Lors de la première séance, des ébauches, des intentions sont apparues. Une première verbalisation intermédiaire va aider à préciser les projets selon une intention et des choix conscients avec quelques débuts de production à l’appui. La verbalisation favorise l’expression des élèves suivant des questions ouvertes comme : que cherche-t-on à montrer, à produire ? Que peut-on utiliser pour cela ? Quels effets ces outils et supports produisent-t-ils, que permettent-t-ils d’obtenir ?

Le professeur peut à l’occasion de cette explicitation évaluer de façon formative le niveau d’acquisition de la compétence « S’exprimer sur sa pratique, celle de ses pairs ».

À titre d’exemple, les observables suivants pourraient être retenus :

Maîtrise insuffisante

Maîtrise fragile

Maîtrise satisfaisante

Très bonne maîtrise

L’élève ne parvient pas à reformuler, ou très partiellement, ce qui est en cours dans le projet.  Les productions de la classe montrées ne lui permettent pas de se saisir d’un indice pour expliquer le travail entamé.

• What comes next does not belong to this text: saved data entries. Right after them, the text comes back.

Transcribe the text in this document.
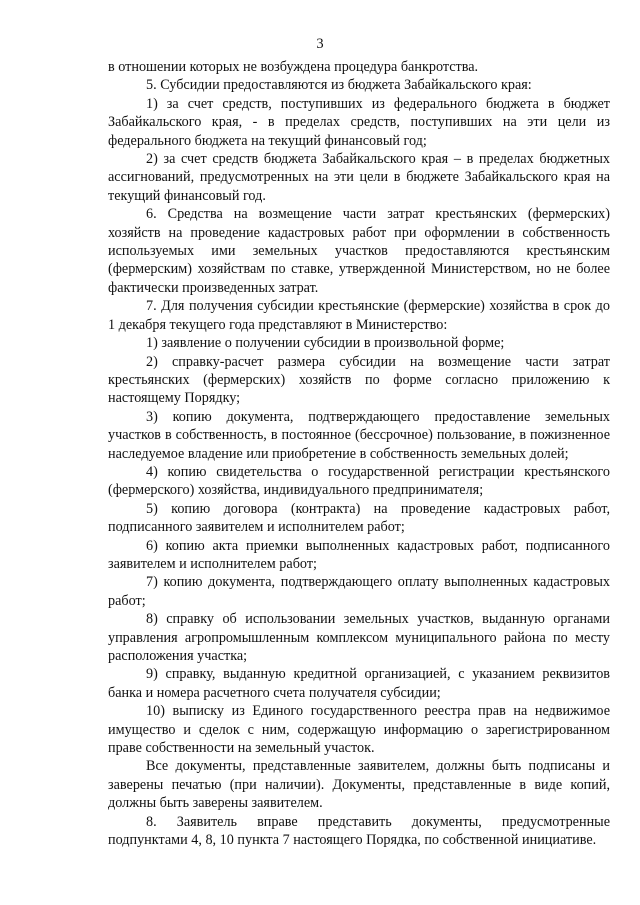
3

в отношении которых не возбуждена процедура банкротства.

5. Субсидии предоставляются из бюджета Забайкальского края:

1) за счет средств, поступивших из федерального бюджета в бюджет Забайкальского края, - в пределах средств, поступивших на эти цели из федерального бюджета на текущий финансовый год;

2) за счет средств бюджета Забайкальского края – в пределах бюджетных ассигнований, предусмотренных на эти цели в бюджете Забайкальского края на текущий финансовый год.

6. Средства на возмещение части затрат крестьянских (фермерских) хозяйств на проведение кадастровых работ при оформлении в собственность используемых ими земельных участков предоставляются крестьянским (фермерским) хозяйствам по ставке, утвержденной Министерством, но не более фактически произведенных затрат.

7. Для получения субсидии крестьянские (фермерские) хозяйства в срок до 1 декабря текущего года представляют в Министерство:

1) заявление о получении субсидии в произвольной форме;

2) справку-расчет размера субсидии на возмещение части затрат крестьянских (фермерских) хозяйств по форме согласно приложению к настоящему Порядку;

3) копию документа, подтверждающего предоставление земельных участков в собственность, в постоянное (бессрочное) пользование, в пожизненное наследуемое владение или приобретение в собственность земельных долей;

4) копию свидетельства о государственной регистрации крестьянского (фермерского) хозяйства, индивидуального предпринимателя;

5) копию договора (контракта) на проведение кадастровых работ, подписанного заявителем и исполнителем работ;

6) копию акта приемки выполненных кадастровых работ, подписанного заявителем и исполнителем работ;

7) копию документа, подтверждающего оплату выполненных кадастровых работ;

8) справку об использовании земельных участков, выданную органами управления агропромышленным комплексом муниципального района по месту расположения участка;

9) справку, выданную кредитной организацией, с указанием реквизитов банка и номера расчетного счета получателя субсидии;

10) выписку из Единого государственного реестра прав на недвижимое имущество и сделок с ним, содержащую информацию о зарегистрированном праве собственности на земельный участок.

Все документы, представленные заявителем, должны быть подписаны и заверены печатью (при наличии). Документы, представленные в виде копий, должны быть заверены заявителем.

8. Заявитель вправе представить документы, предусмотренные подпунктами 4, 8, 10 пункта 7 настоящего Порядка, по собственной инициативе.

Il peut reformuler partiellement et avec ses mots, ce qui est en cours dans le projet. Il donne quelques pistes de travail sans toutefois en préciser les enjeux, les problèmes posés.

L’élève sait expliciter le projet en cours en prenant appui sur un exemple de production montrée. Il est en capacité de formuler quelques questions auxquelles le travail tentera de répondre.

Il est tout à fait capable d'expliciter le projet en cours, ses étapes de construction, en employant des termes précis. Il a mesuré les enjeux, les questions et les éventuelles difficultés posés par la réalisation de la production, et argumente au vu des débuts de productions montrées.

 

Phase 4 : mise en œuvre du projet

Cette mise en oeuvre du projet comprend des temps d’exploration, de repentirs, de modifications, de réalisation du travail plastique jusqu’à son terme.

Seuls ou en groupes, les élèves poursuivent leur travail. Ils utilisent du matériel traditionnel des arts plastiques et le matériel numérique : tablettes, appareils photo numériques, ordinateurs. Le professeur accompagne, par des verbalisations duelles ou de groupe, favorise les questionnements, apporte des connaissances pratiques et théoriques, conseille, aide mais en prenant soin de bien laisser l’élève mener son projet sans se substituer à lui, sans le rendre exécutant du projet du professeur. Il peut éventuellement favoriser des tutorats entre élèves, former des groupes suivant les techniques adoptées.

L’observation structurée des élèves au travail (processus) par des fiches ou des outils numériques,  de l’évolution de la création, de la réalisation finale et les verbalisations conduites permettront d’évaluer la compétence : mettre en œuvre un projet artistique.

À titre d’exemple, les observables suivants pourraient être retenus :

Maîtrise insuffisante

Maîtrise fragile

Maîtrise satisfaisante

Très bonne maîtrise

L’élève ne parvient pas à se repérer dans les différentes étapes du projet. Il ne participe pas à sa conception ou n’en conçoit pas, ou manque d’autonomie et d’engagement pour mener le projet à bien.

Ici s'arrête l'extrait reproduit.